NICB analysts reviewed data contained in the National Crime Information Center’s stolen vehicle file to produce this report. Records were queried using thefts with keys and similar variants as search criteria. The number of thefts with keys or fobs left inside may be substantially higher since many drivers don’t admit to making the mistake, and it’s not reported in the police report or insurance claim.  

While national vehicle thefts have enjoyed a steep decline since 2003, in recent years, there have been some upticks in thefts; most notably in 2016 when 765,484 vehicles were reported stolen—an increase of 57,726 from 2015. According to NICB’s report, in that same year, 69,351 vehicles were stolen as a result of keys or fobs remaining in the vehicle. Had those complacency thefts not occurred, 2016 would have posted a decrease rather than an increase in annual vehicle thefts.  

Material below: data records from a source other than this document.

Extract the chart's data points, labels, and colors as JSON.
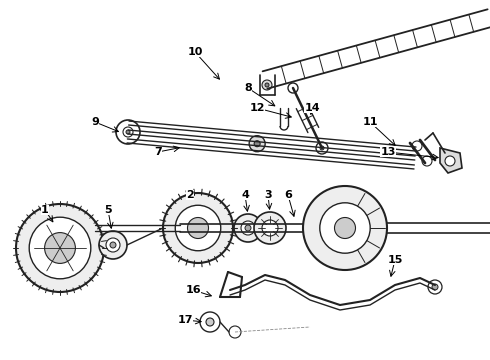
{
  "bg_color": "#ffffff",
  "line_color": "#222222",
  "fig_width": 4.9,
  "fig_height": 3.6,
  "dpi": 100
}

Warming and cooling vehicles seems to have played a part in these thefts since the most occurred in winter and fall. December was first with 22,155. It was followed by January (21,384), November (20,080), October (19,918) and July (19,811). The top five specific dates with the most reported thefts were in January and December, with January having four of the five. January 1, 2018, was the top spot with 321 thefts. January 3, 2018, was next with 309 thefts, followed by January 5, 2018 (307), December 27, 2017 (299) and January 2, 2018 (296). Reviewing day-of-week theft occurrence data, Monday was the preferred theft day with 34,948 thefts. Friday was next with 33,582, followed by Saturday (33,214), Sunday (32,100) and Tuesday (32,085).

Ohio Insurance Institute president, Dean Fadel points out another reason not to leave your car running & unattended.

“According to Popular Mechanics, warming up your car in winter before driving is actually really bad for your car’s engine. Driving your car right away is the fastest way to warm up your engine, and will prolong the life of your engine instead of letting it sit idly before driving,” said Fadel. “It could also prolong your ownership of the car by making it less likely it will be stolen.”

Though Ohio is a high ranking state for stolen vehicles, it may have a better chance than other states of that vehicle being recovered. 

“Thankfully Ohio’s police and State Highway Patrol do a great job of recovering stolen vehicles,” said Fadel. “Ohio was not one of the top ten states noted in the NICB report that have the highest rate of unrecovered vehicle thefts when keys are left in the vehicle.”

The NICB offers tips to decrease the likelihood of your vehicle being stolen:

  • Lock the vehicle, set the alarm and take all keys or FOBS.
  • Do not leave the garage door opener in the vehicle.
  • Take a picture of your registration on your cell phone and do not leave the registration or other papers with personal information in the vehicle.
  • Never leave a car unlocked and running to warm it up or while stopping for a quick cup of coffee. It only takes a moment for the opportunistic thief to jump inside and drive off.